When the feature is ready, communicating it could ramp up over time. You can start small and see a few early adopters find it and offer feedback. Recently the dev server started to console.log the fact that it’s ready, reaching more developers, and more feedback can flow in.

When Remix 2 ships, those who opted in will be able to delete the future flags and everything will just work. Now picture this for a larger number of flags. I can opt in and then I will be fully ready, finding myself on the next platform without even jumping… I just kept walking and got there.

Starting the deprecation clock appropriately

Don’t disintegrate the current platform too early!

You know those blocks that fall away when Mario has been stood on them for a bit? I hate those. They mean I have to think really quickly, anxiety rises, and I make mistakes and fall to my doom.

While it can be great to share information on the new platform early, as discussed, we should be careful when choosing when the clock starts ticking on deprecating the existing platform.

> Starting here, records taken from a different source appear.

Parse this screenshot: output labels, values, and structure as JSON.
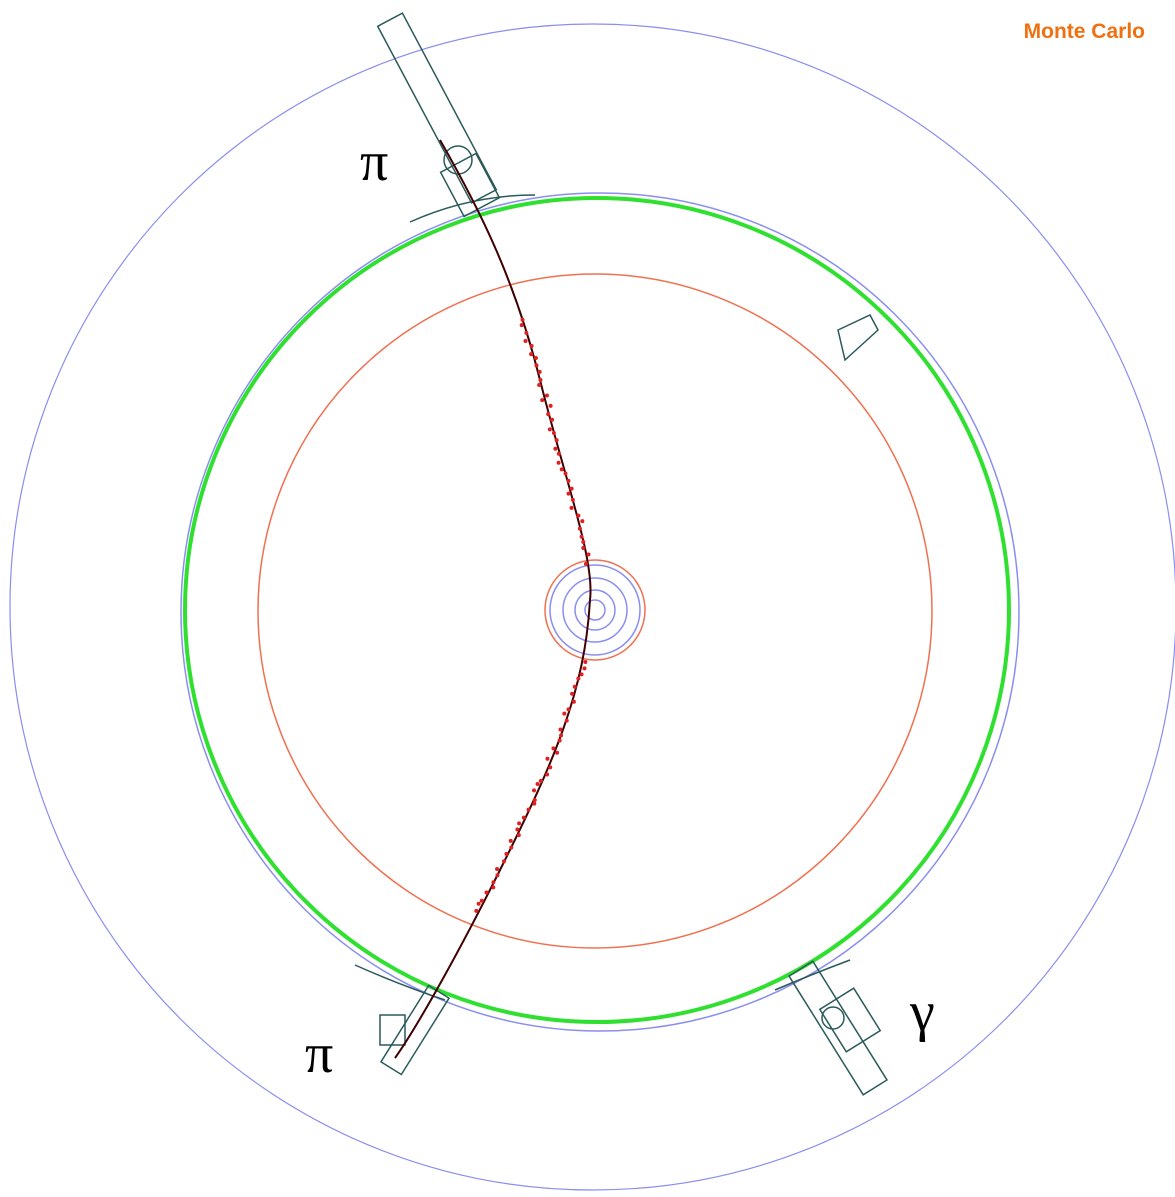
{
  "header": {
    "label": "Monte Carlo"
  },
  "particles": [
    {
      "label": "π"
    },
    {
      "label": "π"
    },
    {
      "label": "γ"
    }
  ]
}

NOTE: A recent example of this was OpenAI deprecating the Codex API where the team maybe didn’t quite appreciate that although other APIs had somewhat transcended it, the work to make changes is real. To their credit, they got feedback and changed the deprecation by at least allowing longer access in the research program.

The clock shouldn’t start until the entire new platform is built, and we have the jetpacks ready. There have been times in which we build piece A of the new and deprecate the equivalent piece on the old. The problem is that the developer can’t actually migrate everything over, and they can become stuck.

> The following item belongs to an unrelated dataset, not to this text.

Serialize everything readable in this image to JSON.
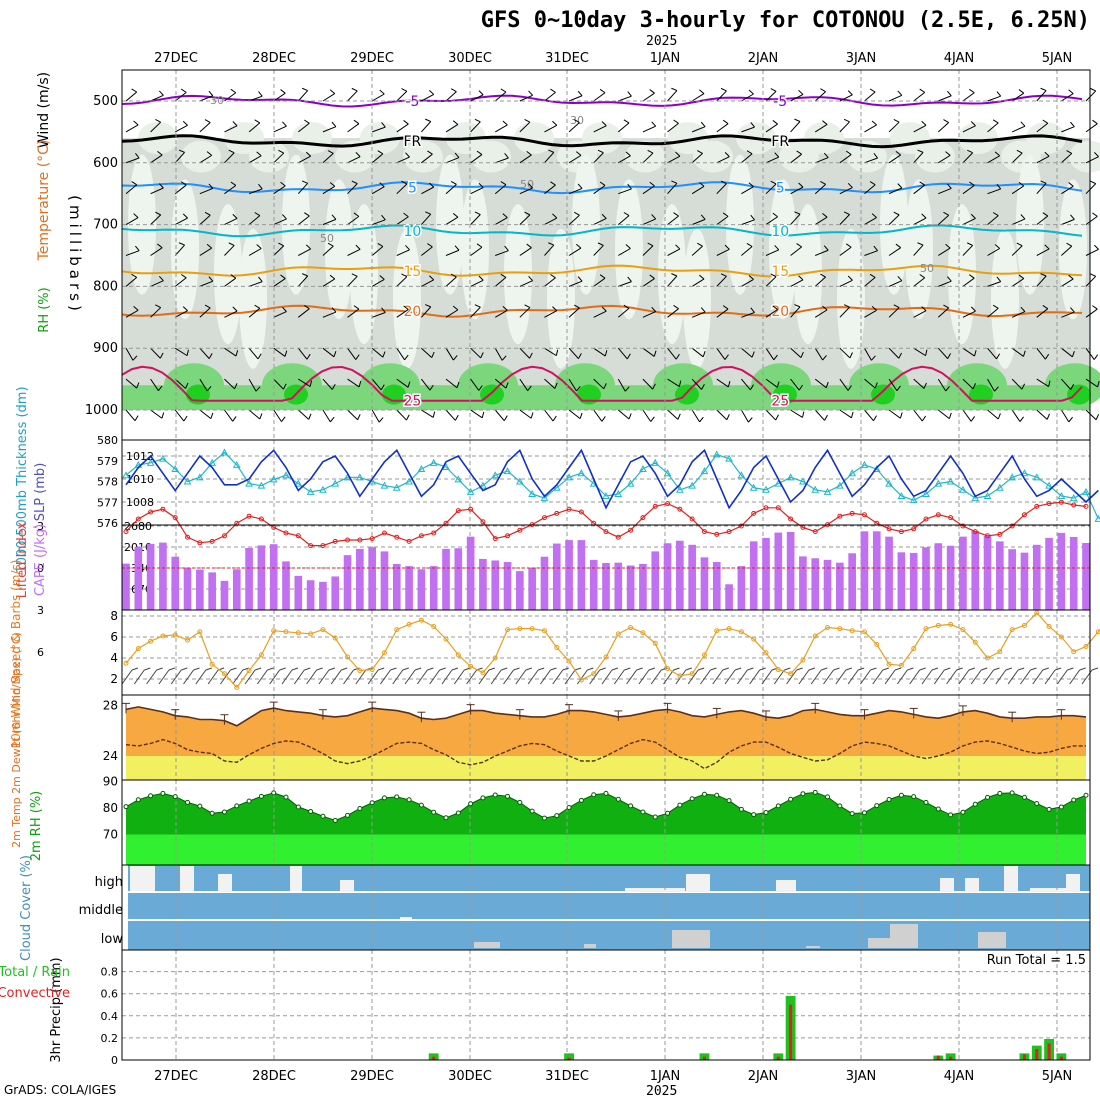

In general we should cluster our changes and have clear times for most of our developers to do upgrades (the ones who aren’t jumping early to changes).

And we should be very careful not to end up in the situation that the meme shows above, where the new platform isn’t ready and the old one is deprecated. It’s so common to as often be the norm, and we need to fight entropy to change this.

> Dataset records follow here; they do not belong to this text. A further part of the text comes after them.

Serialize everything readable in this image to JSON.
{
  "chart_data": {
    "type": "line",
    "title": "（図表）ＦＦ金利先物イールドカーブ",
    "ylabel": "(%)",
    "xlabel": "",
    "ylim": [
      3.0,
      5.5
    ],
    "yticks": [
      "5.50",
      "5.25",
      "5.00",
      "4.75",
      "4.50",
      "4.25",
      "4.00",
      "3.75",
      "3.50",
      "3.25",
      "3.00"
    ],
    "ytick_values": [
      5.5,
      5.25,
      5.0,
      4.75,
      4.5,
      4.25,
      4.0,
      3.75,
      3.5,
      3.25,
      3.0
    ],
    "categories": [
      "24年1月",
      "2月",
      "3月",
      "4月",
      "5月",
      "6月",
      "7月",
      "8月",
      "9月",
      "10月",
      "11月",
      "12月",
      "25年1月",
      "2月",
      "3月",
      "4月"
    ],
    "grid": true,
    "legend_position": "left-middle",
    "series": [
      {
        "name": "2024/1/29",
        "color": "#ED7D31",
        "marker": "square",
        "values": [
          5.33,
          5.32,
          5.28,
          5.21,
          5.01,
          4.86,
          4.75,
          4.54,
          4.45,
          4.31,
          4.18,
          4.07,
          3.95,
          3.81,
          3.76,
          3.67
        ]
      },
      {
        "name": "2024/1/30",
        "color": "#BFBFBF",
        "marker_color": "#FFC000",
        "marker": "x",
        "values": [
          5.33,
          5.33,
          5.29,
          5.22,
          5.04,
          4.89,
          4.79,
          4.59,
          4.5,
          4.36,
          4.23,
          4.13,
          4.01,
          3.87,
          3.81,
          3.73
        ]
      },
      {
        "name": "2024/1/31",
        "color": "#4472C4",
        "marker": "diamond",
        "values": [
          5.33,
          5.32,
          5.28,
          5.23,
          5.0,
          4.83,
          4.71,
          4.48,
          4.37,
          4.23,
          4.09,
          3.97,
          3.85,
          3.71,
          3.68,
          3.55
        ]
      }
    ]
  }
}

I always somewhat appreciated the fact that I could schedule time after a major iOS SDK release to update our apps. The business understood this, and we had the space to make this happen in one chunk, and get our new app into the app store ready for the consumer releases. Contrast this with a drip, drip, drip of being asked to make small changes constantly.

Staying close to the platform

Favor the lightest abstractions that aren’t proprietary. Developers should be spending their time learning the platform, not new technology for the sake of it. For example, before creating a proprietary layout system that every developer has to learn, can we use CSS with our own special variables and styles and a sandboxed container to limit it? Or instead of creating a custom abstraction to fetch content, how about using the standard fetch(), even if you have to monkey patch it to add in specific auth, just make sure it’s well tested! No uncanny valley here please. Let developers bring their skills, and StackOverflow and ChatGPT along with them.

Do you need a new platform?

Mario would be happy to walk along and maybe take some stairs?

Before falling for second system syndrome, double and triple check that the right path forward is a new platform at all, or if there are smaller steps that can be made that over time will get Mario where he needs to be.

Respecting developers time

Let’s treat the time that developers have as a precious commodity. It actually takes work to stand still, as there is no such thing as stable. Browsers are changing. Libraries and SDKs and tools are changing, and we add to that. The more we can do to minimize it by putting in work on our side, the more leverage we get across the ecosystem. We want them spending as much time as possible on amazing features for our merchants, and jumping their way to success along the way.